4.8.1. Protocol Modifications for SSM Destination Addresses (SSM 宛先アドレスのプロトコル変更)
SSM アドレス範囲を使用する場合, PIM-SM の動作には次の変更があります:
受信者の動作:
- IGMPv3 または MLDv2 のソース固有 join を使用します
- グループ G だけでなく (S,G) ペアを指定します
- 例: "10.1.1.1 からの 232.1.1.1 のトラフィックを受信したい"
ルーターの動作:
- (S,G) 状態のみを作成し, (*,G) 状態は作成しません
- RP を検索しません
- Register メッセージを送信または処理しません
- (*,G) Join/Prune を送信しません
簡略化された転送ロジック:
if (Group が SSM 範囲内) {
if ((S,G) 状態が存在 AND RPF チェックが成功) {
(S,G) olist に転送
} else {
パケットをドロップ
}
}
4.8.2. PIM-SSM-Only Routers (PIM-SSM のみのルーター)

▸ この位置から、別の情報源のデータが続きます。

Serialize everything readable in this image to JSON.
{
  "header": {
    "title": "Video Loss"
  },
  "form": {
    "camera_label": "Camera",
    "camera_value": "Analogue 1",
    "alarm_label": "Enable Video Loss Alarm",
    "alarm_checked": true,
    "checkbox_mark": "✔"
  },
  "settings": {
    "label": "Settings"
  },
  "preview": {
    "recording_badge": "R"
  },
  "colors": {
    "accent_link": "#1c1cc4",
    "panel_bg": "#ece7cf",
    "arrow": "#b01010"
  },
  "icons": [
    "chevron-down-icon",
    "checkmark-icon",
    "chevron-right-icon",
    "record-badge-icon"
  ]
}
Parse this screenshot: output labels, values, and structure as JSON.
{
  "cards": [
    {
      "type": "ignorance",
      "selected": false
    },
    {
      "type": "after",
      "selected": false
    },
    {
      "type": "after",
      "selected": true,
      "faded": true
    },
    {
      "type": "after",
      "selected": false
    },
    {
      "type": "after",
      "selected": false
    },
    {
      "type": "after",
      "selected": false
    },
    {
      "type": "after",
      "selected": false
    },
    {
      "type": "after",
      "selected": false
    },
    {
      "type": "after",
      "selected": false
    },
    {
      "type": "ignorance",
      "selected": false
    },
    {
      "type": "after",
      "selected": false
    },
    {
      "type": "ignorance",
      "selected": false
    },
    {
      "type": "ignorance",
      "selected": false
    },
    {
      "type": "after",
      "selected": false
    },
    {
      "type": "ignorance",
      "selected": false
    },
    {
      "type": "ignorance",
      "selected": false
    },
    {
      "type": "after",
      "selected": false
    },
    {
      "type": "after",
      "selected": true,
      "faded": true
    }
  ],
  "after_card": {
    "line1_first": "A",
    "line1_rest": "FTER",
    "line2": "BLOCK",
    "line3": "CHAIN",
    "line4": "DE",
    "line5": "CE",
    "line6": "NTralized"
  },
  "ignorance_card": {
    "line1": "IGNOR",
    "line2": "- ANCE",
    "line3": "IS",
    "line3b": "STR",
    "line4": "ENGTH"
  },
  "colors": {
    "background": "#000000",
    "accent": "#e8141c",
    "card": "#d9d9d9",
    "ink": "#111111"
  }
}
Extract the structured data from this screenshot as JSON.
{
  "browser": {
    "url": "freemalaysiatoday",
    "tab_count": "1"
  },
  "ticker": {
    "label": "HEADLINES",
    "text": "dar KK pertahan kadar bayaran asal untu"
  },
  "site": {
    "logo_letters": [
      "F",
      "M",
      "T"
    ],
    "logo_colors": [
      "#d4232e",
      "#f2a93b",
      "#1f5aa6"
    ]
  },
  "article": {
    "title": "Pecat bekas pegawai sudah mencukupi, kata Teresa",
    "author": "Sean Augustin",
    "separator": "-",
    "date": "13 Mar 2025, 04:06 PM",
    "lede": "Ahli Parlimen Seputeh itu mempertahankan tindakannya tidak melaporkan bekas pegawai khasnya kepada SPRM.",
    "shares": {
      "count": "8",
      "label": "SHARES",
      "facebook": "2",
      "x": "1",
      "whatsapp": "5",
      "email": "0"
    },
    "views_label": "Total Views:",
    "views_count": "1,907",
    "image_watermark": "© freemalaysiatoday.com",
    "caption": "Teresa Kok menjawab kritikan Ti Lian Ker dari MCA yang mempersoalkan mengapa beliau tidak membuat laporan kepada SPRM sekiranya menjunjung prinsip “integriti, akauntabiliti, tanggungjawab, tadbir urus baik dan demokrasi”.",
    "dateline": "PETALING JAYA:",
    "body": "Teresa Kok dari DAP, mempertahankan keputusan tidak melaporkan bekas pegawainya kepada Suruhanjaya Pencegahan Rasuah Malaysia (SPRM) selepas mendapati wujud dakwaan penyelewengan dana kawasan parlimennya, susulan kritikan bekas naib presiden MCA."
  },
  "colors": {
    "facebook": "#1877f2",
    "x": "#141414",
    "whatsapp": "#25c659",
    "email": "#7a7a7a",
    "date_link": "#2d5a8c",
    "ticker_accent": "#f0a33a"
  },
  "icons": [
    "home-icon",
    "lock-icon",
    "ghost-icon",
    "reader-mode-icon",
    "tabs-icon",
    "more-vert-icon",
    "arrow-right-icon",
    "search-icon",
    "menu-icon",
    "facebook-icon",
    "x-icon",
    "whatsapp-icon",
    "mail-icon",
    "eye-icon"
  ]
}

ルーターは SSM のみをサポートし, 完全な PIM-SM をサポートしないように実装できます。このようなルーターは PIM-SSM-Only ルーターと呼ばれます。
PIM-SSM-Only ルーターの要件:
- (S,G) Join/Prune をサポートする必要があります
- (S,G) Assert をサポートする必要があります
- IGMPv3/MLDv2 のソース固有クエリをサポートする必要があります
- 非 SSM 範囲の join リクエストを拒否する必要があります
不要な機能:
- RP の発見と維持
- Register/Register-Stop メッセージ処理
- (*,G) 状態管理
- (S,G,rpt) 状態管理
- BSR メカニズム
- Null-Register 処理
実装の簡略化: PIM-SSM-Only 実装は大幅に簡略化できます:
- コード量が約 50% 削減されます
- 設定の複雑さが減少します
- 障害点が少なくなります
互換性:
- PIM-SSM-Only ルーターは完全な PIM-SM ルーターと相互運用できます
- SSM 範囲内では, 動作は完全に互換性があります
- 非 SSM マルチキャストトラフィックには使用できません
SSM 展開の考慮事項
SSM を使用すべき場合:
- ソースアドレスが既知で固定されている
- アプリケーションがソース固有サブスクリプションをサポートしている (IPTV, 株価情報など)
- マルチキャスト展開を簡略化したい
- セキュリティの強化が必要
SSM を使用すべきでない場合:
- ソースが動的に変化し予測不可能
- Any-Source Multicast (ASM) が必要
- レガシーアプリケーションが IGMPv2 のみをサポート
- 双方向マルチキャストが必要
移行戦略:
- 新しいアプリケーションは SSM を優先的に使用します
- ネットワークで SSM と ASM の両方を同時にサポートします
- 既存のアプリケーションを段階的に SSM に移行します
注記
SSM の詳細な仕様については RFC 4607 を参照してください。IGMPv3 とソース固有 join については RFC 3376 を参照してください。